# RPT - Pruning Progressivo com Fine-Tune no BitNet 2B
#
# Objetivo: empurrar esparsidade alem de 10% usando ciclos de poda+treino.
# Base: RPT_BitNet_Microsoft.ipynb + RPT_BitNet_Sparsity_Test.ipynb
#
# Resultado anterior: 10% magnitude pruning cru -> PPL 6.94 (-26%)
# Meta: chegar a 30-50%+ mantendo qualidade.
#
# IMPORTANTE: Rode Cell 1, REINICIE o runtime, rode Cell 1 de novo e continue.

In [None]:
# CELL 1: SETUP
!pip install -q torch torchvision
!pip install -q git+https://github.com/huggingface/transformers.git accelerate datasets

import torch
import time
import json
from transformers import AutoModelForCausalLM, AutoTokenizer
import transformers

print('Transformers:', transformers.__version__)
print('Torch:', torch.__version__)

device = torch.device('cuda' if torch.cuda.is_available() else 'cpu')
print('Device:', device)
if device.type == 'cuda':
    print('GPU:', torch.cuda.get_device_name(0))
    mem = torch.cuda.get_device_properties(0).total_memory
    print('VRAM: {:.1f} GB'.format(mem / 1e9))

In [None]:
# CELL 2: CARREGAR MODELO (H100 otimizado)
MODEL_ID = 'microsoft/bitnet-b1.58-2B-4T-bf16'

# Otimizacoes H100
torch.backends.cuda.matmul.allow_tf32 = True
torch.backends.cudnn.allow_tf32 = True
torch.set_float32_matmul_precision('high')

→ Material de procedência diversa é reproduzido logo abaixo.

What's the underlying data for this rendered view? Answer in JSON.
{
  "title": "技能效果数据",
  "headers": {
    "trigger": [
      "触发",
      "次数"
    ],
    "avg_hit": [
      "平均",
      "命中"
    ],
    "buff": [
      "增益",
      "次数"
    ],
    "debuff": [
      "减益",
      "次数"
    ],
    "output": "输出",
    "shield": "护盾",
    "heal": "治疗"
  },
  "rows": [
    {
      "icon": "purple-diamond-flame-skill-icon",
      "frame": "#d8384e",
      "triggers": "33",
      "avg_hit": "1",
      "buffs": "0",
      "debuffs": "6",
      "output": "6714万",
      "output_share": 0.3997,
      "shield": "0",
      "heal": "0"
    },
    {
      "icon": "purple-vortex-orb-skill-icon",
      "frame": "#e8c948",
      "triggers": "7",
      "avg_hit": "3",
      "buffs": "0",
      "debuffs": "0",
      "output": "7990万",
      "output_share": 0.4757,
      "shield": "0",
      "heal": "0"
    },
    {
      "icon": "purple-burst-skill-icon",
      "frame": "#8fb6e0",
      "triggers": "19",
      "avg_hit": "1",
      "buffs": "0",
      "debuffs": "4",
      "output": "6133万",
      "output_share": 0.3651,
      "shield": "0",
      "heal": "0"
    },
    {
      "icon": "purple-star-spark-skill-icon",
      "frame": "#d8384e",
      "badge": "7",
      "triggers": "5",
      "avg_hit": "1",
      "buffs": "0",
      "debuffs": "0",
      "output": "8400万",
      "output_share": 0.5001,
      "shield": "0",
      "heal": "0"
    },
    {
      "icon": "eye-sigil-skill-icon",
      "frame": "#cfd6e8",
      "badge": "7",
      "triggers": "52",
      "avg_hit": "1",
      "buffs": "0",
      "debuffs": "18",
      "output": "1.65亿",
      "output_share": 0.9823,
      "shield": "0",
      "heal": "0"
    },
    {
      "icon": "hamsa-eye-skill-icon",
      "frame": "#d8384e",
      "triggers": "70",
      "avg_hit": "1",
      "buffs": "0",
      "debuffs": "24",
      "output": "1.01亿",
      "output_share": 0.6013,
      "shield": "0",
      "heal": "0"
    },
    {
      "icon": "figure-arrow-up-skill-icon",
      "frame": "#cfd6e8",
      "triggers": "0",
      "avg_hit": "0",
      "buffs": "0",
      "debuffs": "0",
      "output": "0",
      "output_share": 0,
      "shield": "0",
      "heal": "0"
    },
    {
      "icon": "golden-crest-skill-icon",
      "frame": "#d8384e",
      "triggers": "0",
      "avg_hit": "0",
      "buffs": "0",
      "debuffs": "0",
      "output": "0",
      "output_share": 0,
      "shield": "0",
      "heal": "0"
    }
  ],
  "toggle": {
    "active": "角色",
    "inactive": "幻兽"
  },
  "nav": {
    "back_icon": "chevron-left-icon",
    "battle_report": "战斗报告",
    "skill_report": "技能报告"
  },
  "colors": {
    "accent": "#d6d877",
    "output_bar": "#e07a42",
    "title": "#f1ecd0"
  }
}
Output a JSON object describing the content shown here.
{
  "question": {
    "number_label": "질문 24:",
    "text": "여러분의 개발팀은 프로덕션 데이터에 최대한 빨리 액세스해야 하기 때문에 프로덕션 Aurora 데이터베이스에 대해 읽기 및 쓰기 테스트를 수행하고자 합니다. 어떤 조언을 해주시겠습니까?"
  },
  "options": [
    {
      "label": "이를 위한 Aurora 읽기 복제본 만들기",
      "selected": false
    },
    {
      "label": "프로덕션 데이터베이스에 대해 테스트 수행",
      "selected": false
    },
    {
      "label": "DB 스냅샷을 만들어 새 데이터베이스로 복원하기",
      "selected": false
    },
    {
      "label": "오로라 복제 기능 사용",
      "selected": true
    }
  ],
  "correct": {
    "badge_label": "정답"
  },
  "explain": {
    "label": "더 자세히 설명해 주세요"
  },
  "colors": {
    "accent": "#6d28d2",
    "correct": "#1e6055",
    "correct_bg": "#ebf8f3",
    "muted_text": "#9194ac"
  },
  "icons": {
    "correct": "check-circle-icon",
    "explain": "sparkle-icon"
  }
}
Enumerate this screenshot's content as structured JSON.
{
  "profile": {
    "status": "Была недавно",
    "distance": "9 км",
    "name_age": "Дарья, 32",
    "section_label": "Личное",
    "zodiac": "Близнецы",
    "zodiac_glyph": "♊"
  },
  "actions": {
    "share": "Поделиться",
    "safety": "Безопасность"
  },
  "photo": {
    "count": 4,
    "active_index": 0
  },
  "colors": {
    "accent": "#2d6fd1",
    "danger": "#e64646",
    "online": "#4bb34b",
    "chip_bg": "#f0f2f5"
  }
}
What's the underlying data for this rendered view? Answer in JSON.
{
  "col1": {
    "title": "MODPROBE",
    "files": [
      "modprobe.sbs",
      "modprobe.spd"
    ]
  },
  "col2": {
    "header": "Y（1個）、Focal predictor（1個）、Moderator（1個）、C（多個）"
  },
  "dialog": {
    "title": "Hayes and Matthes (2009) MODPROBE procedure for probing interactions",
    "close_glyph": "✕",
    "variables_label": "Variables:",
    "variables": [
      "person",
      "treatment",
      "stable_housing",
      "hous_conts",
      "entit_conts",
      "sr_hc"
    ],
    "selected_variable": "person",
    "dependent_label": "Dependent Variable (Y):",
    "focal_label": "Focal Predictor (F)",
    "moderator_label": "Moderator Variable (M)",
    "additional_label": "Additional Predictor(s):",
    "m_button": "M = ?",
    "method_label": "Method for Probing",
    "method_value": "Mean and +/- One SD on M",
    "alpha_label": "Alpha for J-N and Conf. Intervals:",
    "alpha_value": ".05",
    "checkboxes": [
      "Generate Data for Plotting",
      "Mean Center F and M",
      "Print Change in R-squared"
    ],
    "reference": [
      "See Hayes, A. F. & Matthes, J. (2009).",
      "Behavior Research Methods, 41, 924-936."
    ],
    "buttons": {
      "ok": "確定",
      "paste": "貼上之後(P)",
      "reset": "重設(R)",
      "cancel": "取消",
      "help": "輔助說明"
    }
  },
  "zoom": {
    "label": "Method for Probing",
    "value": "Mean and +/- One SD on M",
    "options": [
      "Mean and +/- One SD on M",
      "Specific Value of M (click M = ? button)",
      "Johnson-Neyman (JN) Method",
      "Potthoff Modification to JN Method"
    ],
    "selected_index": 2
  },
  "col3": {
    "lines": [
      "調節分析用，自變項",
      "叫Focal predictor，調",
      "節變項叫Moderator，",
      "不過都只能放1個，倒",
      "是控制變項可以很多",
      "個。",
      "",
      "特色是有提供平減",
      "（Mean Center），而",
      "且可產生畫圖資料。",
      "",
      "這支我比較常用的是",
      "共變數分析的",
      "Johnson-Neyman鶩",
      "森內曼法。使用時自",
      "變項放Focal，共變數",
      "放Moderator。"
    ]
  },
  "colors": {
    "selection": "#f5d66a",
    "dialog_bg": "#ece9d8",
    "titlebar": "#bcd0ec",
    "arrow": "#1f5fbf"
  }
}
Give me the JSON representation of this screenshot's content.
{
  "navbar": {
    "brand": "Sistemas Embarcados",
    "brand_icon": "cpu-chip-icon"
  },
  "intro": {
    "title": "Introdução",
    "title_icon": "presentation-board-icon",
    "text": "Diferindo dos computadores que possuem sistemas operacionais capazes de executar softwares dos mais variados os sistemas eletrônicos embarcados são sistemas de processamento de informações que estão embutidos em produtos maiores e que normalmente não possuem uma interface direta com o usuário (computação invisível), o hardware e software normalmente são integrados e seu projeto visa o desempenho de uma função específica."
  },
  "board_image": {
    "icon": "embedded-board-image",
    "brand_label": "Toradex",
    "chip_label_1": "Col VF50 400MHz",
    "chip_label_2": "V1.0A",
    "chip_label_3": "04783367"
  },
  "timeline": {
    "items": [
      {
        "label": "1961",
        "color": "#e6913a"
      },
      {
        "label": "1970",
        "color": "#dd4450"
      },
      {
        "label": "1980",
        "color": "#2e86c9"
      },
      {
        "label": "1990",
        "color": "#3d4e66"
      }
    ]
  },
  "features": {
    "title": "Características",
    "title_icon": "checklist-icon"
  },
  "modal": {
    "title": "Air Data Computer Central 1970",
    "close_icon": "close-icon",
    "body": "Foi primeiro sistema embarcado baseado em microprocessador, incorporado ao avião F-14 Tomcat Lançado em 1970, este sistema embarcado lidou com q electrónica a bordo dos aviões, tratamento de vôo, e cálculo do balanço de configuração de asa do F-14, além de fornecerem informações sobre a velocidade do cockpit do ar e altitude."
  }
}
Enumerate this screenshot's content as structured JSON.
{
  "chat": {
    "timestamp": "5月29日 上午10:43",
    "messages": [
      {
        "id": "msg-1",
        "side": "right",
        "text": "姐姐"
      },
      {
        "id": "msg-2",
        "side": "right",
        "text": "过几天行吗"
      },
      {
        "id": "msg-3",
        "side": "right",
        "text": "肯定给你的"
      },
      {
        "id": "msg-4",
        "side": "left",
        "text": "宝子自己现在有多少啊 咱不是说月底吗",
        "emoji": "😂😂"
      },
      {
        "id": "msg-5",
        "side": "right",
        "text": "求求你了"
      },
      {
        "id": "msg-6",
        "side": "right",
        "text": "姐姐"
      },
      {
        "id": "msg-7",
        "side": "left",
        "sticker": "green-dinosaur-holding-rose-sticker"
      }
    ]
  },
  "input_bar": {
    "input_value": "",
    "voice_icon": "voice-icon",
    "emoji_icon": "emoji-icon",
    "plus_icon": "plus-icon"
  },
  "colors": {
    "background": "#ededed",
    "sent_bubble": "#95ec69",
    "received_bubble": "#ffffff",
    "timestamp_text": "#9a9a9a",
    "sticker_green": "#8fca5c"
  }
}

print('Carregando tokenizer...')
tokenizer = AutoTokenizer.from_pretrained(MODEL_ID)
if tokenizer.pad_token is None:
    tokenizer.pad_token = tokenizer.eos_token

print('Carregando modelo BitNet 2B...')
model = AutoModelForCausalLM.from_pretrained(
    MODEL_ID,
    dtype=torch.bfloat16,
    device_map='auto'
)

# torch.compile para otimizar kernels na H100
print('Compilando modelo (torch.compile)...')
model = torch.compile(model)

n_params = sum(p.numel() for p in model.parameters())
print('Parametros: {:,.0f} ({:.1f}B)'.format(n_params, n_params / 1e9))
if device.type == 'cuda':
    print('VRAM usada: {:.1f} GB'.format(torch.cuda.memory_allocated() / 1e9))
print('TF32 ativado: {}'.format(torch.backends.cuda.matmul.allow_tf32))
print('Pronto!')

In [None]:
# CELL 3: CARREGAR DATASET
from datasets import load_dataset

print('Carregando WikiText-2...')
dataset = load_dataset('wikitext', 'wikitext-2-raw-v1', split='train')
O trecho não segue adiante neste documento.